When we talk dependency, the question of sustainability is – must be – always very close, too. Looking at the material side of high tech goods, we come across dozens of elements most of us never have heard of before. And looking at the share of these elements in a single product, we think they can be outright neglected. That is where danger is!
The production of – for example – an I-phone requires elements like Selenium, Indium and lots of others. There is simply no way to substitute them, at least not as far as we know today. So producers and consumers have a substantial interest in ample supplies. And even though the amount used for a single product, the total amount required by the industry is growing rapidly.
It’s a fact that China has its hands over roughly 90% of supplies of many of these elements -dependency also here! And there is more: China’s policy tends to protect these supplies and to save them for its own industries.
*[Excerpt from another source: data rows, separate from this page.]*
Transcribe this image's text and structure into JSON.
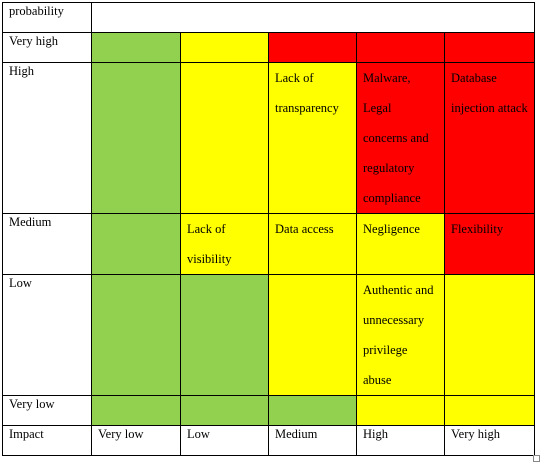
{
  "colors": {
    "green": "#92d050",
    "yellow": "#ffff00",
    "red": "#ff0000",
    "white": "#ffffff"
  },
  "header_label": "probability",
  "rows": [
    {
      "label": "Very high",
      "cells": [
        {
          "color": "green",
          "text": ""
        },
        {
          "color": "yellow",
          "text": ""
        },
        {
          "color": "red",
          "text": ""
        },
        {
          "color": "red",
          "text": ""
        },
        {
          "color": "red",
          "text": ""
        }
      ]
    },
    {
      "label": "High",
      "cells": [
        {
          "color": "green",
          "text": ""
        },
        {
          "color": "yellow",
          "text": ""
        },
        {
          "color": "yellow",
          "text": "Lack of transparency"
        },
        {
          "color": "red",
          "text": "Malware, Legal concerns and regulatory compliance"
        },
        {
          "color": "red",
          "text": "Database injection attack"
        }
      ]
    },
    {
      "label": "Medium",
      "cells": [
        {
          "color": "green",
          "text": ""
        },
        {
          "color": "yellow",
          "text": "Lack of visibility"
        },
        {
          "color": "yellow",
          "text": "Data access"
        },
        {
          "color": "yellow",
          "text": "Negligence"
        },
        {
          "color": "red",
          "text": "Flexibility"
        }
      ]
    },
    {
      "label": "Low",
      "cells": [
        {
          "color": "green",
          "text": ""
        },
        {
          "color": "green",
          "text": ""
        },
        {
          "color": "yellow",
          "text": ""
        },
        {
          "color": "yellow",
          "text": "Authentic and unnecessary privilege abuse"
        },
        {
          "color": "yellow",
          "text": ""
        }
      ]
    },
    {
      "label": "Very low",
      "cells": [
        {
          "color": "green",
          "text": ""
        },
        {
          "color": "green",
          "text": ""
        },
        {
          "color": "green",
          "text": ""
        },
        {
          "color": "yellow",
          "text": ""
        },
        {
          "color": "yellow",
          "text": ""
        }
      ]
    }
  ],
  "footer": {
    "label": "Impact",
    "columns": [
      "Very low",
      "Low",
      "Medium",
      "High",
      "Very high"
    ]
  }
}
A policy which may – in the near future – prove destroyable for companies in any other country.
The counter-strategy to avoid such dependency is either to find a way to substitute these materials – or to find new, efficient ways to recycle used appliances. Whereas in a ton of rock, professional miners can extract around 5 grams of gold, a ton of used cellular phones contains up to 250 grams of gold – next to all those other elements whose market prices have been growing rapidly in the last few years. Recycling, cradle-to-cradle: That is a field we need to explore much deeper than before if we seriously want to pursue sustainability. And yet: It is one of the most challenging fields of innovation where we have to search for answers.